No bites so far using a WBBB 1.7 double and a WBBB 1.1 double here in Oregon during skeeter hatches.
BF
No bites so far using a WBBB 1.7 double and a WBBB 1.1 double here in Oregon during skeeter hatches.
BF
The general public used to believe that GM corn pollen was killing monarch caterpillars because only one firm had tested the hypothesis, and the test was flawed.
No problems, no worries, drive on my friend...Bush
My WBBB 1.1 double arrived and I hanged for the first time in my back yard. The Mosquitoes were out and I was bitten several times while adjusting the straps to get the right ridgeline tension.
But I was safe once zipped up in my Hammock !
I saw a bunch of Mosquitoes sitting on the bug netting and they wanted to get at me but they could not. I slept in the hammock for a few hours with shorts and a t shirt on. No bites.
Last edited by Xare; 05-26-2011 at 14:47.
at 325 lbs and with a 1.7 dbl, i've never been bitten through my fabric either. i woudl think that i would based on strain on the material but i guess not.
Reading in the DIY Forum I came on this thread initiated by Flackfizer: Now, maybe he had not updated his profile, but at the time of posting, his hammock was a WBBB dbl 1.7. And, he was insistent , in follow up, that the bites were coming at contact points, such as elbows.
I'm bringing this forward, Brandon, because there is a persistent bias when you survey your loyal owners. When I stopped reading replies here NOBODY had reported a bite through a hammock body of any hammock, yours, or any other. Incredible.
,
Bugs run and hide from my WBBB
Demostix, I believe you've read Flackfizer's post incorrectly - it appears to me that he was discussing bugs biting through his DIY silnylon hammock when his elbows pressed the hammock fabric up against his full-enclosure bug net.
Never, ever trust the information beneath someone's name to tell you what hammock they are talking about. Even if they keep the info up to date, many of us have multiple hammocks that we play around with. Always rely on the post body to tell you which hammock is being discussed.
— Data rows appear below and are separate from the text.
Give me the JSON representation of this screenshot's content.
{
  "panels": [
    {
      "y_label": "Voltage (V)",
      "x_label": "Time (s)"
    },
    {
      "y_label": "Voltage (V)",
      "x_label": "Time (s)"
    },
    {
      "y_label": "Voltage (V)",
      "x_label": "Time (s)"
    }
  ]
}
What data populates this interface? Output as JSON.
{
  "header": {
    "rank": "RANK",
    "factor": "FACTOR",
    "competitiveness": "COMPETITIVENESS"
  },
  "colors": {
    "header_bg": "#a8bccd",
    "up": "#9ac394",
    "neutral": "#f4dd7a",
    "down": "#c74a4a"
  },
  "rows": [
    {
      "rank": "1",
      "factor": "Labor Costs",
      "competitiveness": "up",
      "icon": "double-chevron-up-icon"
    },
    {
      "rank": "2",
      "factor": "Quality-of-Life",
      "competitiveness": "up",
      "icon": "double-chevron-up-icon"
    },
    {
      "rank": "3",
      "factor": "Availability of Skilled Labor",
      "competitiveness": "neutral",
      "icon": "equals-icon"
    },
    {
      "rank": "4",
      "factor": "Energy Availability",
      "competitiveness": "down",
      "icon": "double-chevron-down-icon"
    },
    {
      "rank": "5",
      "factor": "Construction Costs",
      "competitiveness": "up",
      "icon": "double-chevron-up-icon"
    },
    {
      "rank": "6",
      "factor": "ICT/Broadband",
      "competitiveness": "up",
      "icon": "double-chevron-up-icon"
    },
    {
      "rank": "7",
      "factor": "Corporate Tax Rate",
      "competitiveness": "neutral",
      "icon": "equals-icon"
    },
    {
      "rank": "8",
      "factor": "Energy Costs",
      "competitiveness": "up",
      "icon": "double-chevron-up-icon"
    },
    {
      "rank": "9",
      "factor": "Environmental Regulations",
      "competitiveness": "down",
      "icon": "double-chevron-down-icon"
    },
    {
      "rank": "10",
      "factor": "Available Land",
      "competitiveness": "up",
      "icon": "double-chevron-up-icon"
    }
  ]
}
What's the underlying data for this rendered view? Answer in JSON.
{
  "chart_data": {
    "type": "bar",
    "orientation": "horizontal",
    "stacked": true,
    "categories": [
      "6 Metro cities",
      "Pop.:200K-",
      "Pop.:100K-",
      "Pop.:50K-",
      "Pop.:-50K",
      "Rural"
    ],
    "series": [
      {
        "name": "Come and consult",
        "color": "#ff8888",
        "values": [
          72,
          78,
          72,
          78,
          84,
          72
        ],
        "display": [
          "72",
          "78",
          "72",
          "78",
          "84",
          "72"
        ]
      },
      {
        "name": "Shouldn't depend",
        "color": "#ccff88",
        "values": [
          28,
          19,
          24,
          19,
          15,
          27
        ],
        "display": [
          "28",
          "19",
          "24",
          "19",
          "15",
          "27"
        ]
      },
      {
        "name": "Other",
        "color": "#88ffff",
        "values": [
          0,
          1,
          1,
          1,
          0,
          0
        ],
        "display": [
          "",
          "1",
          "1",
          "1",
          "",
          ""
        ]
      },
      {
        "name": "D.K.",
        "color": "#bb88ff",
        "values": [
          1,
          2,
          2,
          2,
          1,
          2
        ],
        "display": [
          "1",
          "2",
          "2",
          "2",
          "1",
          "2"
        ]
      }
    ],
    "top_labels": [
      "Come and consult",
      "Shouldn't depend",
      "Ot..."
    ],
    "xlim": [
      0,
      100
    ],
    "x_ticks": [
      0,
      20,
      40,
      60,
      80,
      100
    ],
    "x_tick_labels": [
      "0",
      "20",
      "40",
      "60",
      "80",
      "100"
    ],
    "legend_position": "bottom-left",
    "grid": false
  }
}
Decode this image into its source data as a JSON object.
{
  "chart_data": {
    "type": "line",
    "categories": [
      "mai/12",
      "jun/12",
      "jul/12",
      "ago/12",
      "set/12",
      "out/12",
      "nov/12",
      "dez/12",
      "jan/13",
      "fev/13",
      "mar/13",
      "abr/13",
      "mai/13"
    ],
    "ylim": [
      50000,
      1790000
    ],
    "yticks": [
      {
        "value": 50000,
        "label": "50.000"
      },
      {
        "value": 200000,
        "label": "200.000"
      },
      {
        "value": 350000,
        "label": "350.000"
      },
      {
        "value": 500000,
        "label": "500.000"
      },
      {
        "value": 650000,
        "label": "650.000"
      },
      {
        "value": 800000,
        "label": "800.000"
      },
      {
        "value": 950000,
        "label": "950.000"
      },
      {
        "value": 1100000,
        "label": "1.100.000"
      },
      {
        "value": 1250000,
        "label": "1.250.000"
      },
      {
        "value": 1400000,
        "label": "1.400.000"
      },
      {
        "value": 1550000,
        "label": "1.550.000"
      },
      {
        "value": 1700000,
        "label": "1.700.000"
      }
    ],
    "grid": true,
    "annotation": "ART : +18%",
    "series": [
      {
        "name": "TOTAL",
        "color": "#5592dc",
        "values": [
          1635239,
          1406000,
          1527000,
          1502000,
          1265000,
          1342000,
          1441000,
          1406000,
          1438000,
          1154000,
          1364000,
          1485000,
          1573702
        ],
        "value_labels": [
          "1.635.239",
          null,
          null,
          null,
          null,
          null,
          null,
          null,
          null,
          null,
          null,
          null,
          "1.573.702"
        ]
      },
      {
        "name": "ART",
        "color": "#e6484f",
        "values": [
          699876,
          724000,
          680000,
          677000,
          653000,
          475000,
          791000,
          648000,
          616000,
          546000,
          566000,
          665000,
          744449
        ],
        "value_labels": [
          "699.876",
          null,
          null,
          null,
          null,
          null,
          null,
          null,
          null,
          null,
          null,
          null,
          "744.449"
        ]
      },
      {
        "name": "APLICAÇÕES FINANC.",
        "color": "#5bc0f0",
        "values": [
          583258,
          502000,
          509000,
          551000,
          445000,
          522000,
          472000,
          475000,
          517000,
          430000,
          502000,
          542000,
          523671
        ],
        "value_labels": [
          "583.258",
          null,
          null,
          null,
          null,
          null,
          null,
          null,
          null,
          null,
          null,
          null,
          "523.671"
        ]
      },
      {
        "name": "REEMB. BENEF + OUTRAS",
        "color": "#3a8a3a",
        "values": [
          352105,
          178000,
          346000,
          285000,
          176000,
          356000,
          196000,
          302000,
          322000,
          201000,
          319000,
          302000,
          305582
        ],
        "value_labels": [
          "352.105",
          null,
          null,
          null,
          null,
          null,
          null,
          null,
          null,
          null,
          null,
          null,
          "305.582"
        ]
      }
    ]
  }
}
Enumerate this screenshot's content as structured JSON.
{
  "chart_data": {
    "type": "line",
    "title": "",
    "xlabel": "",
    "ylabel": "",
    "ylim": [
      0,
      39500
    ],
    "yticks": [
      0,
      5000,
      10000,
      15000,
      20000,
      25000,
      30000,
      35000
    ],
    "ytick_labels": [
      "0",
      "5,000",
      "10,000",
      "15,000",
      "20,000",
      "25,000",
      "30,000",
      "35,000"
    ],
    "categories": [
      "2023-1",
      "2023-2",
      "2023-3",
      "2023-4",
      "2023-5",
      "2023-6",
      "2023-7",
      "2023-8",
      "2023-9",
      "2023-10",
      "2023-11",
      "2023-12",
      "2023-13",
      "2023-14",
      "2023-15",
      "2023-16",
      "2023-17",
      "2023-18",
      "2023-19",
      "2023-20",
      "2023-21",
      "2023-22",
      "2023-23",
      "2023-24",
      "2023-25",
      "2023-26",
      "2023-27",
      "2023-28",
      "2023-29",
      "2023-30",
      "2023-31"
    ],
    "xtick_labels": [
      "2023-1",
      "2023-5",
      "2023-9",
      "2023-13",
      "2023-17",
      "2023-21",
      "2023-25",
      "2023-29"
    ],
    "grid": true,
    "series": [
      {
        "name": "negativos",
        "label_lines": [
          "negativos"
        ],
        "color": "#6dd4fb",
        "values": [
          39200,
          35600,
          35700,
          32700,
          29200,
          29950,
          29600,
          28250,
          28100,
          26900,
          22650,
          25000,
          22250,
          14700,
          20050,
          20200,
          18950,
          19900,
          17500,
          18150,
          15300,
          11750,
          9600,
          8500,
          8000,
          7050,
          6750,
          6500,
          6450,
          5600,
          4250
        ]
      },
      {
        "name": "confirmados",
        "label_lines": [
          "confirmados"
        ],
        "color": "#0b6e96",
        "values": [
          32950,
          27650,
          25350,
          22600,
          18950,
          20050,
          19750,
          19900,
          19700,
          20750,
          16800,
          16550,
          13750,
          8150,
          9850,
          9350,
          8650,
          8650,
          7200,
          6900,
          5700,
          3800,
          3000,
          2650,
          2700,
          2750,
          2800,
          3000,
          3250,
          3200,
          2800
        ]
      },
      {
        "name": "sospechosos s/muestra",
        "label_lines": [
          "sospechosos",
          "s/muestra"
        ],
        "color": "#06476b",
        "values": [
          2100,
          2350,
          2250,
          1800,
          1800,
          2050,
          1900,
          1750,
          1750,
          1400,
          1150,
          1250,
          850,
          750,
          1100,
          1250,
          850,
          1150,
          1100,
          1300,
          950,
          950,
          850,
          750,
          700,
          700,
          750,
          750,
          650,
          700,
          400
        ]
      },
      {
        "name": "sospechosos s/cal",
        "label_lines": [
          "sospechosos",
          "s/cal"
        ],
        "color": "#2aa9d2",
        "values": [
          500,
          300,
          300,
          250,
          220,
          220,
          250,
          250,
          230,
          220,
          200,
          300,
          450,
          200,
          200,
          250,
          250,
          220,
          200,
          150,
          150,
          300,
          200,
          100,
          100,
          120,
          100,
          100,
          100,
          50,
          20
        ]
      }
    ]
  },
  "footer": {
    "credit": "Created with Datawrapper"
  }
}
I didn't assume the bites came through a Warbonnet.
My point is that the survey by a camping equipment designer of some integrity drew out universal responses of 'Never had this problem with my Warbonnet." But, the inference that 'skeeters don't draw blood through his or other hammocks would be wrong.
Unless there is some reason to believe that the coating on the sil-nylon facilitated the 'sleeters' penetration, blood-sucking through fabric can be a real problem. Professionals in the tropical medicine community know it well. And it was reported here in the thread someone else started.
Maybe, most of the 'skeeter attack through the hammock bed is foiled for camping hammockers by the layer of fabric they are wearing when in the hammock. As was suggested within the thread (or elsewhere): 1. an enveloping bed net can be effective 2. permethrin or similar spray or douse reduces the level of attacks.
There are ways to fish which give no estimate of the presence of fish.